In its first event of the year, the Zicklin Center hosted independent researcher Elias Ayuk and professor Siyuan Song to lead the audience in discussion. Both of the center’s guest speakers spent their careers researching how market economies can manage growth while also avoiding the breakdown of the environment that surrounds them.

“There are places that very understandably want to achieve the kind of standard of living that we enjoy here and who want to do it quickly,” David Rosenberg, a law professor at Baruch and the academic director of the Zicklin Center, said while introducing the panel. “How should they manage their desire to grow — to provide health care, energy, education, access to technology  for their people in a market economy — while respecting the health of their local environment?”

A researcher of corporate culture and safety, Song teaches at Northwest University in Xi’an, the capital of Shaanxi province in China. He previously studied organizational behavior at Baruch’s Larry Zicklin School of Business as a graduate student from 2008 to 2010.

Song described China’s history of environmental policy after 1973, beginning with five stages of environmental protection policies. The nation launched a series of environmental initiatives between 1976 and 2005. Each 5-year plan it devised failed every six years.

He explained the reasons for these failures. One reason was a prioritization of gross domestic product by a country in the early stages of industrialization. Song added that there were disagreements on environmental protection measures between central government officials and local factory regulators.

“You can see that pollution is the twin of the economy,” Song said, showing a map of the Hai River region that surrounds Beijing.

Philg88 | Wikimedia Commons

Covering the Hebei province and an area of nearly 100 million people, the region is also home to a majority of the steel and iron plants that were late to enforce environmental protection regulations.

Song explained that the pollution of the Hai River and the surrounding region was a serious problem in the 1990s. However, the water quality of the Hai River has improved significantly since then with stricter regulations.

Additionally, the nation enacted vast advancements in environmental protection, following rigorous inspections by the central government from 2013 to 2022.

In the first round of inspections, the number of leaders from the government and the Chinese Communist Party exceeded 18,000, according to a graphic that Song shared in his presentation.

Song’s overview fit into another theme that emerged from the discussion — political will.

As Rosenberg said at the start of the panel, the event would address “a dilemma that every nation faces these days — the tension between economic growth and protecting both the local environment and more broadly, the health of the planet that we all share.”

“But the problem here at home is, of course, that many of the businesses that do the most polluting have a big role in deciding who gets to make the laws and who gets to dictate tax policy,” Rosenberg added. “We could afford to do it, we just don’t have the political will to do it.”

Following Song, Ayuk spoke on the imperative need for environmental stewardship in Africa.

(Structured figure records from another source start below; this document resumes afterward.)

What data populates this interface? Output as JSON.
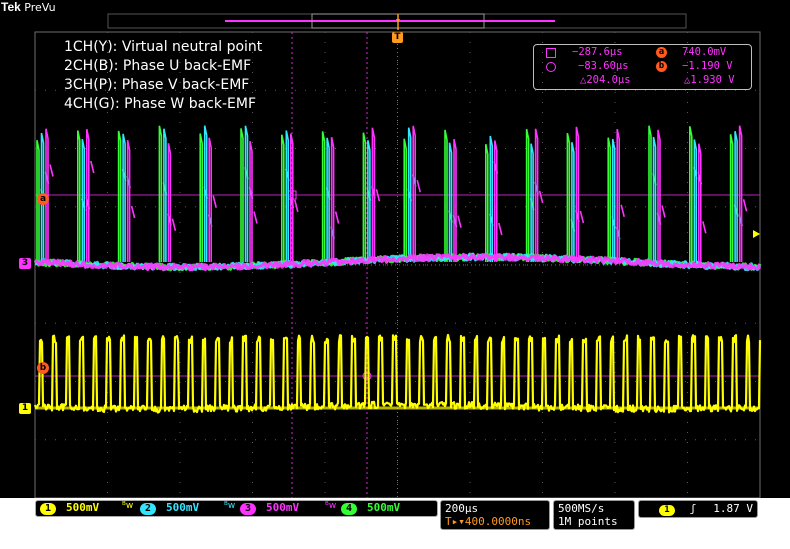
{
  "header": {
    "brand": "Tek",
    "mode": "PreVu"
  },
  "legend": [
    "1CH(Y): Virtual neutral point",
    "2CH(B): Phase U back-EMF",
    "3CH(P): Phase V back-EMF",
    "4CH(G): Phase W back-EMF"
  ],
  "cursors": {
    "t1": "−287.6µs",
    "t2": "−83.60µs",
    "dt": "△204.0µs",
    "va": "740.0mV",
    "vb": "−1.190 V",
    "dv": "△1.930 V",
    "a_label": "a",
    "b_label": "b"
  },
  "trigger_marker": "T",
  "channels": [
    {
      "num": "1",
      "scale": "500mV",
      "color": "#ffff00"
    },
    {
      "num": "2",
      "scale": "500mV",
      "color": "#33e6ff"
    },
    {
      "num": "3",
      "scale": "500mV",
      "color": "#ff33ff"
    },
    {
      "num": "4",
      "scale": "500mV",
      "color": "#33ff33"
    }
  ],
  "bw_glyph": "ᴮw",
  "timebase": {
    "scale": "200µs",
    "position": "T▸▾400.0000ns"
  },
  "acquisition": {
    "rate": "500MS/s",
    "record": "1M points"
  },
  "trigger": {
    "channel": "1",
    "slope": "ʃ",
    "level": "1.87 V"
  },
  "colors": {
    "ch1": "#ffff00",
    "ch2": "#33e6ff",
    "ch3": "#ff33ff",
    "ch4": "#33ff33",
    "cursor_label": "#ff5a1f",
    "trigger": "#ff9a1f"
  }
}
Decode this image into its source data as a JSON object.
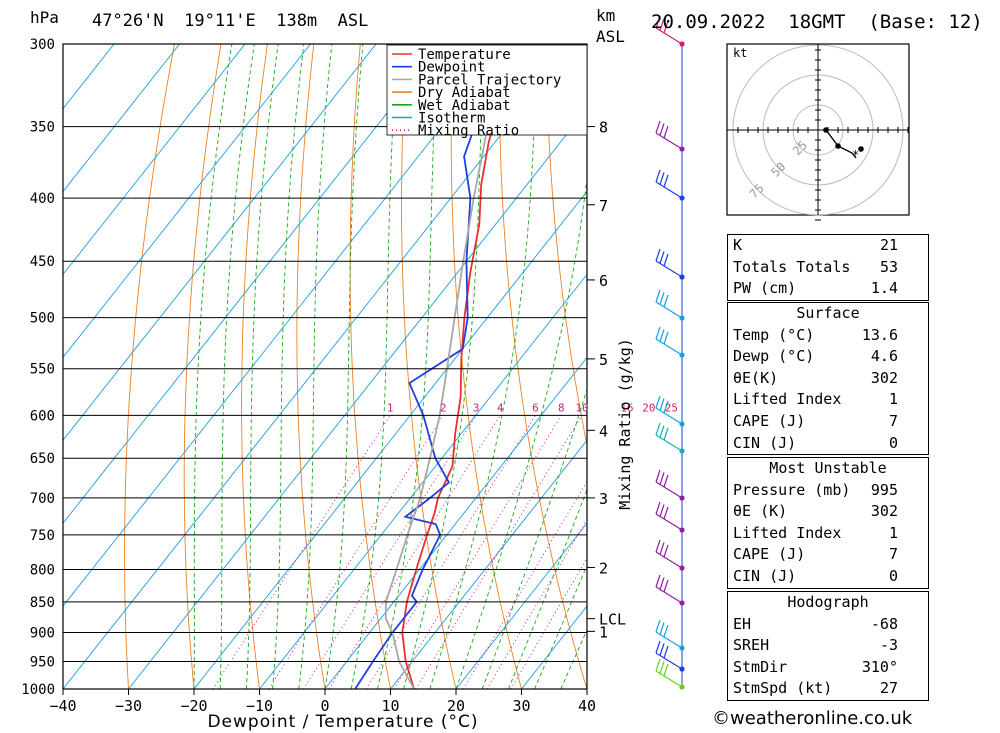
{
  "header": {
    "pressure_unit": "hPa",
    "location": "47°26'N  19°11'E  138m  ASL",
    "height_unit_km": "km",
    "height_unit_asl": "ASL",
    "datetime": "20.09.2022  18GMT  (Base: 12)"
  },
  "legend": [
    "Temperature",
    "Dewpoint",
    "Parcel Trajectory",
    "Dry Adiabat",
    "Wet Adiabat",
    "Isotherm",
    "Mixing Ratio"
  ],
  "colors": {
    "temperature": "#e8302f",
    "dewpoint": "#1f3fe0",
    "parcel": "#a8a8a8",
    "dry_adiabat": "#f08020",
    "wet_adiabat": "#1aa81a",
    "isotherm": "#1aa0e0",
    "mixing_ratio": "#d0207a"
  },
  "chart_data": {
    "type": "line",
    "title": "47°26'N  19°11'E  138m  ASL",
    "xlabel": "Dewpoint / Temperature (°C)",
    "ylabel": "hPa",
    "xlim": [
      -40,
      40
    ],
    "ylim": [
      1000,
      300
    ],
    "y_scale": "log-pressure",
    "x_ticks": [
      -40,
      -30,
      -20,
      -10,
      0,
      10,
      20,
      30,
      40
    ],
    "y_ticks": [
      300,
      350,
      400,
      450,
      500,
      550,
      600,
      650,
      700,
      750,
      800,
      850,
      900,
      950,
      1000
    ],
    "km_axis": {
      "label": "Mixing Ratio (g/kg)",
      "ticks": [
        {
          "label": "8",
          "p": 350
        },
        {
          "label": "7",
          "p": 405
        },
        {
          "label": "6",
          "p": 466
        },
        {
          "label": "5",
          "p": 540
        },
        {
          "label": "4",
          "p": 617
        },
        {
          "label": "3",
          "p": 700
        },
        {
          "label": "2",
          "p": 797
        },
        {
          "label": "LCL",
          "p": 877
        },
        {
          "label": "1",
          "p": 898
        }
      ]
    },
    "mixing_ratio_labels": [
      "1",
      "2",
      "3",
      "4",
      "6",
      "8",
      "10",
      "16",
      "20",
      "25"
    ],
    "mixing_ratio_values": [
      1,
      2,
      3,
      4,
      6,
      8,
      10,
      16,
      20,
      25
    ],
    "series": [
      {
        "name": "Temperature",
        "points": [
          [
            13.6,
            1000
          ],
          [
            9,
            950
          ],
          [
            5,
            900
          ],
          [
            2,
            850
          ],
          [
            -0.5,
            800
          ],
          [
            -3,
            750
          ],
          [
            -4.5,
            720
          ],
          [
            -5.8,
            700
          ],
          [
            -7.4,
            660
          ],
          [
            -11,
            620
          ],
          [
            -14.5,
            580
          ],
          [
            -19,
            540
          ],
          [
            -23.5,
            500
          ],
          [
            -28,
            460
          ],
          [
            -32.5,
            420
          ],
          [
            -37,
            390
          ],
          [
            -41,
            360
          ],
          [
            -44.5,
            330
          ],
          [
            -49,
            310
          ],
          [
            -48.5,
            300
          ]
        ]
      },
      {
        "name": "Dewpoint",
        "points": [
          [
            4.6,
            1000
          ],
          [
            4,
            950
          ],
          [
            3.5,
            900
          ],
          [
            3.5,
            850
          ],
          [
            2,
            840
          ],
          [
            0.5,
            800
          ],
          [
            -1,
            750
          ],
          [
            -3,
            735
          ],
          [
            -8.5,
            725
          ],
          [
            -7,
            700
          ],
          [
            -6,
            680
          ],
          [
            -11,
            650
          ],
          [
            -18,
            600
          ],
          [
            -24,
            565
          ],
          [
            -20,
            530
          ],
          [
            -23,
            500
          ],
          [
            -30,
            450
          ],
          [
            -37,
            400
          ],
          [
            -43,
            370
          ],
          [
            -45,
            350
          ],
          [
            -44,
            330
          ],
          [
            -47,
            300
          ]
        ]
      },
      {
        "name": "Parcel Trajectory",
        "points": [
          [
            13.6,
            1000
          ],
          [
            8,
            950
          ],
          [
            3.5,
            900
          ],
          [
            0.8,
            877
          ],
          [
            -1.2,
            850
          ],
          [
            -3.5,
            800
          ],
          [
            -6,
            750
          ],
          [
            -8.5,
            700
          ],
          [
            -11.8,
            650
          ],
          [
            -15.5,
            600
          ],
          [
            -20,
            550
          ],
          [
            -25,
            500
          ],
          [
            -30.5,
            450
          ],
          [
            -36.5,
            400
          ],
          [
            -43,
            350
          ],
          [
            -51,
            300
          ]
        ]
      }
    ]
  },
  "hodograph": {
    "unit": "kt",
    "ring_labels": [
      "25",
      "50",
      "75"
    ]
  },
  "indices": [
    {
      "label": "K",
      "value": "21"
    },
    {
      "label": "Totals Totals",
      "value": "53"
    },
    {
      "label": "PW (cm)",
      "value": "1.4"
    }
  ],
  "surface": {
    "title": "Surface",
    "rows": [
      {
        "label": "Temp (°C)",
        "value": "13.6"
      },
      {
        "label": "Dewp (°C)",
        "value": "4.6"
      },
      {
        "label": "θE(K)",
        "value": "302"
      },
      {
        "label": "Lifted Index",
        "value": "1"
      },
      {
        "label": "CAPE (J)",
        "value": "7"
      },
      {
        "label": "CIN (J)",
        "value": "0"
      }
    ]
  },
  "most_unstable": {
    "title": "Most Unstable",
    "rows": [
      {
        "label": "Pressure (mb)",
        "value": "995"
      },
      {
        "label": "θE (K)",
        "value": "302"
      },
      {
        "label": "Lifted Index",
        "value": "1"
      },
      {
        "label": "CAPE (J)",
        "value": "7"
      },
      {
        "label": "CIN (J)",
        "value": "0"
      }
    ]
  },
  "hodograph_table": {
    "title": "Hodograph",
    "rows": [
      {
        "label": "EH",
        "value": "-68"
      },
      {
        "label": "SREH",
        "value": "-3"
      },
      {
        "label": "StmDir",
        "value": "310°"
      },
      {
        "label": "StmSpd (kt)",
        "value": "27"
      }
    ]
  },
  "credit": "©weatheronline.co.uk"
}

Ayuk is a researcher and consultant who conducted more than three decades of economic development research in Africa. He also works as the director of policy advisory services at Chaint Afrique, a Ghana-based consulting group that specializes in sustainability and ESG — which is short for environmental, social and governance.

“There is an abundance of literature that shows that environmental degradation has a negative impact on GDP,” Ayuk said. “You can be sure that each African country has an environmental protection agency, but much to be desired remains from how these plans are implemented.”

He described African countries’ reliance on mining as a major contributor to gross domestic product. He cited data showing that African nations made up seven of the top 10 economies where mining contributed the most to their GDP in 2019.

The Democratic Republic of Congo came in first, with 93% of its GDP coming from mining, and Burkina Faso followed at 92.9%.

Ayuk highlighted a market failure of many African economies that do not take the negative consequences of resource extraction into account. These economies failed to understand the real cost of mining.

“If the social cost of gold were integrated into the pricing, it would reflect the real cost to society, which is never the case,” he said.